This chapter is concerned with the general issue of 'normalising' public policy towards the telecommunications and related industries. By normalisation, I mean the application of conventional competition policy approaches, rather than the use of industry-specific and interventionist regulation. If the latter approach is essentially prescriptive-the regulator, for example, fixes prices and quality standards directly, the competition approach is proscriptive, in the sense that certain courses of conduct are prohibited, but a firm avoiding such practices can do what it likes.
Governments all over the world are increasingly addressing these issues, but one country-New Zealand-resolved it as long ago as 1987, when it decided, with unimportant exceptions, to regulate its telecommunications industry solely on the basis of its general competition law, the Commerce Act 1986. The New Zealand experience has attracted considerable interest.
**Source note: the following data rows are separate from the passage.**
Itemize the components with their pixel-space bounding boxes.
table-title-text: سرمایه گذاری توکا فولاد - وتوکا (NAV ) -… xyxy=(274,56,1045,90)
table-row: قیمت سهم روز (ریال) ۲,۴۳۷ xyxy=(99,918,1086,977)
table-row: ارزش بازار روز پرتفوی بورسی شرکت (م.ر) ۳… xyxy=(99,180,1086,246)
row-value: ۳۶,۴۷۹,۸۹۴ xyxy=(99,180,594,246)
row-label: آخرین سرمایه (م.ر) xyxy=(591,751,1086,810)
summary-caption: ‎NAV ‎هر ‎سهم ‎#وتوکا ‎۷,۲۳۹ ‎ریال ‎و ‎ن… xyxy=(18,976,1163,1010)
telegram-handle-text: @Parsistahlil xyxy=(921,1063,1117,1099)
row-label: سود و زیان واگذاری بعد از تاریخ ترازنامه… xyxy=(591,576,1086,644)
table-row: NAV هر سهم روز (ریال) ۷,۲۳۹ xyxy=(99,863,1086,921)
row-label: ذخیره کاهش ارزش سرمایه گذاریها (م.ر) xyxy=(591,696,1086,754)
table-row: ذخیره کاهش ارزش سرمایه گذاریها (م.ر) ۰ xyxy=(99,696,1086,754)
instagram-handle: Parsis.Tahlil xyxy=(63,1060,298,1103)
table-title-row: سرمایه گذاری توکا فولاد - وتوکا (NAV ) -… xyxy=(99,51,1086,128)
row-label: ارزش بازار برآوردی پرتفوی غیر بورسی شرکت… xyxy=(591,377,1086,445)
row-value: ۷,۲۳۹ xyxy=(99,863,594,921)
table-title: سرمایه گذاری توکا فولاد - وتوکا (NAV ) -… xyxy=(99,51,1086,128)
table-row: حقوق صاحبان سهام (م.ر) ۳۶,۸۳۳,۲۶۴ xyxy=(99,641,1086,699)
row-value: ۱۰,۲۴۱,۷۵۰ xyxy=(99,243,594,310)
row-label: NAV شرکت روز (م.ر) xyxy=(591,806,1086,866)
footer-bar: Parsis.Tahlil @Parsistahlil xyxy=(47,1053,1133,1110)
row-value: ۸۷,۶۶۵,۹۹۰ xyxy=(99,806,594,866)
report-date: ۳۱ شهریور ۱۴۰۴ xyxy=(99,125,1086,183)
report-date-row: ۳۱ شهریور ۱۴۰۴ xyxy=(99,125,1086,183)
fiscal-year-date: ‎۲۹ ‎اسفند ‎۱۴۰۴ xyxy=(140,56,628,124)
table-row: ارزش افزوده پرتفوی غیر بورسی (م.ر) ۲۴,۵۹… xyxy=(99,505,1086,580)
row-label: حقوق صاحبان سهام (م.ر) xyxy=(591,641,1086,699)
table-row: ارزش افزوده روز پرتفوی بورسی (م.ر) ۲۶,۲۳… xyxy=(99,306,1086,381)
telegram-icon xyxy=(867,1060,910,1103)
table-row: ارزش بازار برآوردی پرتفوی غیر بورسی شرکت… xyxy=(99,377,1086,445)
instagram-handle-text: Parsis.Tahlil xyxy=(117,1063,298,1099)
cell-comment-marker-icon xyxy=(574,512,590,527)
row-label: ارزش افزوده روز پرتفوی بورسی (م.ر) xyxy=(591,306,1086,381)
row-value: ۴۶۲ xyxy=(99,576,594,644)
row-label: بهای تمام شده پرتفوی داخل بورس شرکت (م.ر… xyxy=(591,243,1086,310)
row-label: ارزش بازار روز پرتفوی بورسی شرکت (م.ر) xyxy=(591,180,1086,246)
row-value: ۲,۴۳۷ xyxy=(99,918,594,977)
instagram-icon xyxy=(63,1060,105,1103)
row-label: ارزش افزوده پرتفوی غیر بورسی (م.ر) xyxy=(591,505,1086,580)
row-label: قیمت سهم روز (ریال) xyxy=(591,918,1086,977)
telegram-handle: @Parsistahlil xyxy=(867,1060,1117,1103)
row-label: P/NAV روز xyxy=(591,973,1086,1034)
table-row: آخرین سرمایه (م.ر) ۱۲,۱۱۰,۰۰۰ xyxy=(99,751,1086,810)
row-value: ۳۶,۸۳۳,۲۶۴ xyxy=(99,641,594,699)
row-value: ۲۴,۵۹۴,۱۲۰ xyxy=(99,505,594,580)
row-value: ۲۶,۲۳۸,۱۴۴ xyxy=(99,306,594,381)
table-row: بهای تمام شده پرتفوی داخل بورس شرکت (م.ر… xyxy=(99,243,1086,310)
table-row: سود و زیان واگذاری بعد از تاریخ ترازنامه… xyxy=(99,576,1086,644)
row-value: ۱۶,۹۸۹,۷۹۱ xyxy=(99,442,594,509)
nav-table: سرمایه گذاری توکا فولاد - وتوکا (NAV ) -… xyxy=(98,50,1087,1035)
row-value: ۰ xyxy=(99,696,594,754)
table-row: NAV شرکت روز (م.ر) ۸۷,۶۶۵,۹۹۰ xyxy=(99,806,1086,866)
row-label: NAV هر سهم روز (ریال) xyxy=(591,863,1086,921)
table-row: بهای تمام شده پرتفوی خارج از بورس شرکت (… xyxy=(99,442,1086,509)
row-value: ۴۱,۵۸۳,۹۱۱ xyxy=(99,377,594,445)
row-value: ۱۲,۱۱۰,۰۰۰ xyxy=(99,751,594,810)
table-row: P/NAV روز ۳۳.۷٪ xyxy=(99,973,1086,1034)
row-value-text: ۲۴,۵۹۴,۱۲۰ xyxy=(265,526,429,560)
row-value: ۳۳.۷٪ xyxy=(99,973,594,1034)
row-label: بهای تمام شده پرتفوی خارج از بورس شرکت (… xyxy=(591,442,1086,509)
In most countries, however, an evolutionary approach is envisaged in which the regulator progressively withdraws from detailed intervention and becomes more like a competition authority. If this approach is adopted, the time elapsed in the course of the process assumes considerable significance.
I outline the evolutionary approach in relation to the UK, where three stages of deregulation can be distinguished, two completed, the third in progress. The first was the duopoly policy (1984 to 1991), in which the UK government committed itself to licensing a single entrant, Mercury, to compete with the incumbent operator, BT. This was followed by a transitional period, characterised by increasingly complex regulation. First steps towards the third phase of 'normalisation' were taken in 1997, when a range of new approaches to most of the aspects of regulation considered below came into effect. Further progress is taking place in 2000/01.
The second section, 'Stages of regulation', deals with UK experience in regulating entry into telecommunications, the overall level of retail prices, the maintenance of universal service obligations, and the pricing of individual retail services. The third section deals at greater length with interconnection or whole-sale prices. The fourth section evaluates the experience to date, while the final section asks how far deregulation can go.